COMENTÁRIO DO EVANGELHO
João Paulo II
Encíclica « Dives in Misericordia » § 7 (trad. © copyright Libreria
Editrice Vaticana)
«Também Eu não te condeno»
É precisamente a Redenção a última e definitiva revelação da santidade
de Deus, que é a plenitude absoluta da perfeição: plenitude da justiça e
do amor, pois a justiça funda-se no amor, dele provém e para ele tende.

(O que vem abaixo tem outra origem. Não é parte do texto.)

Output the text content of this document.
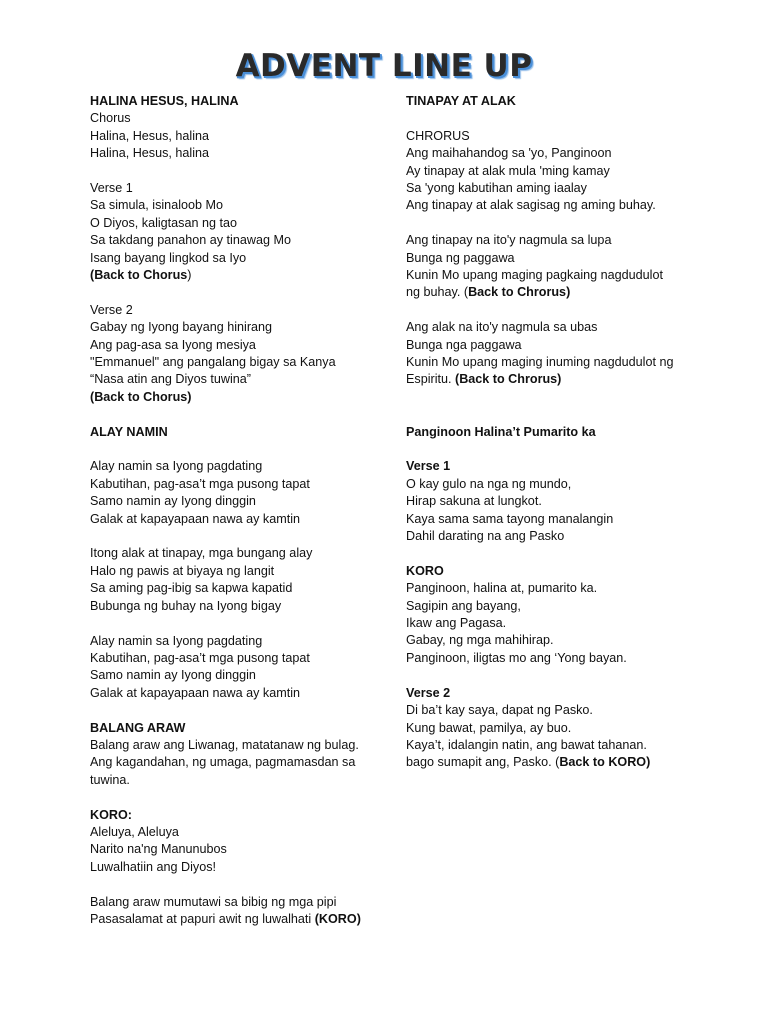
ADVENT LINE UP
HALINA HESUS, HALINA
Chorus
Halina, Hesus, halina
Halina, Hesus, halina
Verse 1
Sa simula, isinaloob Mo
O Diyos, kaligtasan ng tao
Sa takdang panahon ay tinawag Mo
Isang bayang lingkod sa Iyo
(Back to Chorus)
Verse 2
Gabay ng Iyong bayang hinirang
Ang pag-asa sa Iyong mesiya
"Emmanuel" ang pangalang bigay sa Kanya
“Nasa atin ang Diyos tuwina”
(Back to Chorus)
ALAY NAMIN
Alay namin sa Iyong pagdating
Kabutihan, pag-asa’t mga pusong tapat
Samo namin ay Iyong dinggin
Galak at kapayapaan nawa ay kamtin
Itong alak at tinapay, mga bungang alay
Halo ng pawis at biyaya ng langit
Sa aming pag-ibig sa kapwa kapatid
Bubunga ng buhay na Iyong bigay
Alay namin sa Iyong pagdating
Kabutihan, pag-asa’t mga pusong tapat
Samo namin ay Iyong dinggin
Galak at kapayapaan nawa ay kamtin
BALANG ARAW
Balang araw ang Liwanag, matatanaw ng bulag.
Ang kagandahan, ng umaga, pagmamasdan sa
tuwina.
KORO:
Aleluya, Aleluya
Narito na'ng Manunubos
Luwalhatiin ang Diyos!
Balang araw mumutawi sa bibig ng mga pipi
Pasasalamat at papuri awit ng luwalhati (KORO)
TINAPAY AT ALAK
CHRORUS
Ang maihahandog sa 'yo, Panginoon
Ay tinapay at alak mula 'ming kamay
Sa 'yong kabutihan aming iaalay
Ang tinapay at alak sagisag ng aming buhay.
Ang tinapay na ito'y nagmula sa lupa
Bunga ng paggawa
Kunin Mo upang maging pagkaing nagdudulot
ng buhay. (Back to Chrorus)
Ang alak na ito'y nagmula sa ubas
Bunga nga paggawa
Kunin Mo upang maging inuming nagdudulot ng
Espiritu. (Back to Chrorus)
Panginoon Halina’t Pumarito ka
Verse 1
O kay gulo na nga ng mundo,
Hirap sakuna at lungkot.
Kaya sama sama tayong manalangin
Dahil darating na ang Pasko
KORO
Panginoon, halina at, pumarito ka.
Sagipin ang bayang,
Ikaw ang Pagasa.
Gabay, ng mga mahihirap.
Panginoon, iligtas mo ang ‘Yong bayan.
Verse 2
Di ba’t kay saya, dapat ng Pasko.
Kung bawat, pamilya, ay buo.
Kaya’t, idalangin natin, ang bawat tahanan.
bago sumapit ang, Pasko. (Back to KORO)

Na paixão e morte de Cristo — no fato de o Pai não ter poupado o Seu
próprio Filho, mas «o ter tratado como pecado por nós» (2Cor 5,
21) — manifesta-se a justiça absoluta, porque Cristo sofre a paixão e a
cruz por causa dos pecados da humanidade. Dá-se na verdade a
«superabundância» da justiça, porque os pecados do homem são
«compensados» pelo sacrifício do Homem-Deus.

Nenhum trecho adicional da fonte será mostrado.